Re: Dumps are currently halted...

Brion Vibber-3
-----BEGIN PGP SIGNED MESSAGE-----
Hash: SHA1

Robert Ullmann wrote:
> And now another 3 weeks.
>
> The en.wikt has not seen a dump since 13 June.
>
> What does it take?

We ended up with an incompatible disk array for the new dumps server;
replacement delivery ETA is September 29.

- -- brion
-----BEGIN PGP SIGNATURE-----
Version: GnuPG v1.4.8 (Darwin)
Comment: Using GnuPG with Mozilla - http://enigmail.mozdev.org

iEYEARECAAYFAkjXzv0ACgkQwRnhpk1wk44UxwCg3VmbpNnMKZKjihSD5oxC6m8a
13AAoMywbna6Rlag2QFsDwCNSOS6R2UQ
=oAi0
-----END PGP SIGNATURE-----

_______________________________________________
Wikitech-l mailing list
[hidden email]
https://lists.wikimedia.org/mailman/listinfo/wikitech-l
Reply | Threaded
Open this post in threaded view
|

Re: Dumps are currently halted...

Mathias Schindler-2
On Mon, Sep 22, 2008 at 6:59 PM, Brion Vibber <[hidden email]> wrote:

> We ended up with an incompatible disk array for the new dumps server;
> replacement delivery ETA is September 29.

Thanks for the info. In the meantime, would it be possible just to
produce pages-articles.xml.bz2 files without the history part, saving
enough disk space for this task to be run?

There is a huge number of projects which rely on at least sporadic dump process.

Mathias

_______________________________________________
Wikitech-l mailing list
[hidden email]
https://lists.wikimedia.org/mailman/listinfo/wikitech-l
Reply | Threaded
Open this post in threaded view
|

Re: Dumps are currently halted...

Brion Vibber-3
-----BEGIN PGP SIGNED MESSAGE-----
Hash: SHA1

Mathias Schindler wrote:
> On Mon, Sep 22, 2008 at 6:59 PM, Brion Vibber <[hidden email]> wrote:
>
>> We ended up with an incompatible disk array for the new dumps server;
>> replacement delivery ETA is September 29.
>
> Thanks for the info. In the meantime, would it be possible just to
> produce pages-articles.xml.bz2 files without the history part, saving
> enough disk space for this task to be run?

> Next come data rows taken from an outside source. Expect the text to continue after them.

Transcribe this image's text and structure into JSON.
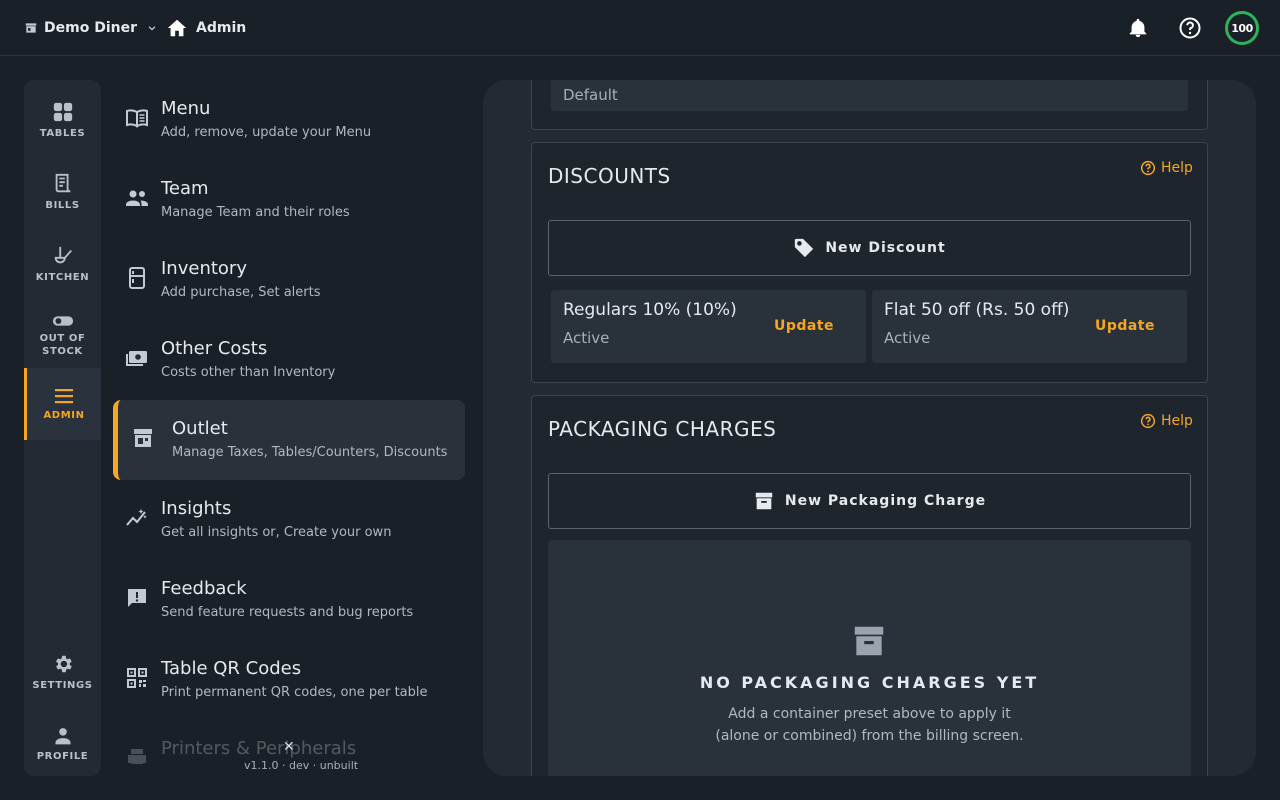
{
  "header": {
    "restaurant": "Demo Diner",
    "breadcrumb": "Admin",
    "credits": "100"
  },
  "rail": {
    "items": [
      {
        "label": "TABLES",
        "icon": "grid-icon"
      },
      {
        "label": "BILLS",
        "icon": "receipt-icon"
      },
      {
        "label": "KITCHEN",
        "icon": "ladle-icon"
      },
      {
        "label_line1": "OUT OF",
        "label_line2": "STOCK",
        "icon": "toggle-icon"
      },
      {
        "label": "ADMIN",
        "icon": "hamburger-icon",
        "active": true
      },
      {
        "label": "SETTINGS",
        "icon": "gear-icon"
      },
      {
        "label": "PROFILE",
        "icon": "person-icon"
      }
    ]
  },
  "menu": {
    "items": [
      {
        "title": "Menu",
        "subtitle": "Add, remove, update your Menu"
      },
      {
        "title": "Team",
        "subtitle": "Manage Team and their roles"
      },
      {
        "title": "Inventory",
        "subtitle": "Add purchase, Set alerts"
      },
      {
        "title": "Other Costs",
        "subtitle": "Costs other than Inventory"
      },
      {
        "title": "Outlet",
        "subtitle": "Manage Taxes, Tables/Counters, Discounts",
        "active": true
      },
      {
        "title": "Insights",
        "subtitle": "Get all insights or, Create your own"
      },
      {
        "title": "Feedback",
        "subtitle": "Send feature requests and bug reports"
      },
      {
        "title": "Table QR Codes",
        "subtitle": "Print permanent QR codes, one per table"
      },
      {
        "title": "Printers & Peripherals",
        "subtitle": ""
      }
    ]
  },
  "version": "v1.1.0 · dev · unbuilt",
  "outlet": {
    "top_card": {
      "status": "Default"
    },
    "discounts": {
      "title": "DISCOUNTS",
      "help": "Help",
      "new_button": "New Discount",
      "items": [
        {
          "name": "Regulars 10% (10%)",
          "status": "Active",
          "action": "Update"
        },
        {
          "name": "Flat 50 off (Rs. 50 off)",
          "status": "Active",
          "action": "Update"
        }
      ]
    },
    "packaging": {
      "title": "PACKAGING CHARGES",
      "help": "Help",
      "new_button": "New Packaging Charge",
      "empty_title": "NO PACKAGING CHARGES YET",
      "empty_line1": "Add a container preset above to apply it",
      "empty_line2": "(alone or combined) from the billing screen."
    }
  },
  "colors": {
    "accent": "#f5a623",
    "background": "#1a2028",
    "panel": "#232a33",
    "success": "#2fb35a"
  }
}
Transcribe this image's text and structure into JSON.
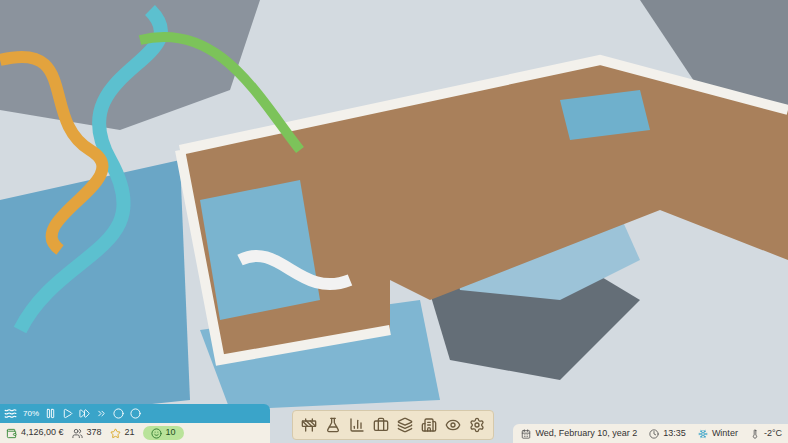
{
  "hud": {
    "zoom": "70%",
    "stats": {
      "money": "4,126,00 €",
      "visitors": "378",
      "rating": "21",
      "happiness": "10"
    },
    "date": "Wed, February 10, year 2",
    "time": "13:35",
    "season": "Winter",
    "temperature": "-2°C"
  }
}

Well, there's no *meantime* left -- I'll just start them all today.

- -- brion
-----BEGIN PGP SIGNATURE-----
Version: GnuPG v1.4.8 (Darwin)
Comment: Using GnuPG with Mozilla - http://enigmail.mozdev.org

iEYEARECAAYFAkjqP0YACgkQwRnhpk1wk44rEwCfRk1A4bMZBeHxozrzfdjJRIXI
hZoAnjz9cf2+oSbJZ+f2HWcuSEKZxzIz
=yFzn
-----END PGP SIGNATURE-----

_______________________________________________
Wikitech-l mailing list
[hidden email]
https://lists.wikimedia.org/mailman/listinfo/wikitech-l
Reply | Threaded
Open this post in threaded view
|

Re: Dumps are currently halted...

Mathias Schindler-2
On Mon, Oct 6, 2008 at 6:39 PM, Brion Vibber <[hidden email]> wrote:

> Well, there's no *meantime* left -- I'll just start them all today.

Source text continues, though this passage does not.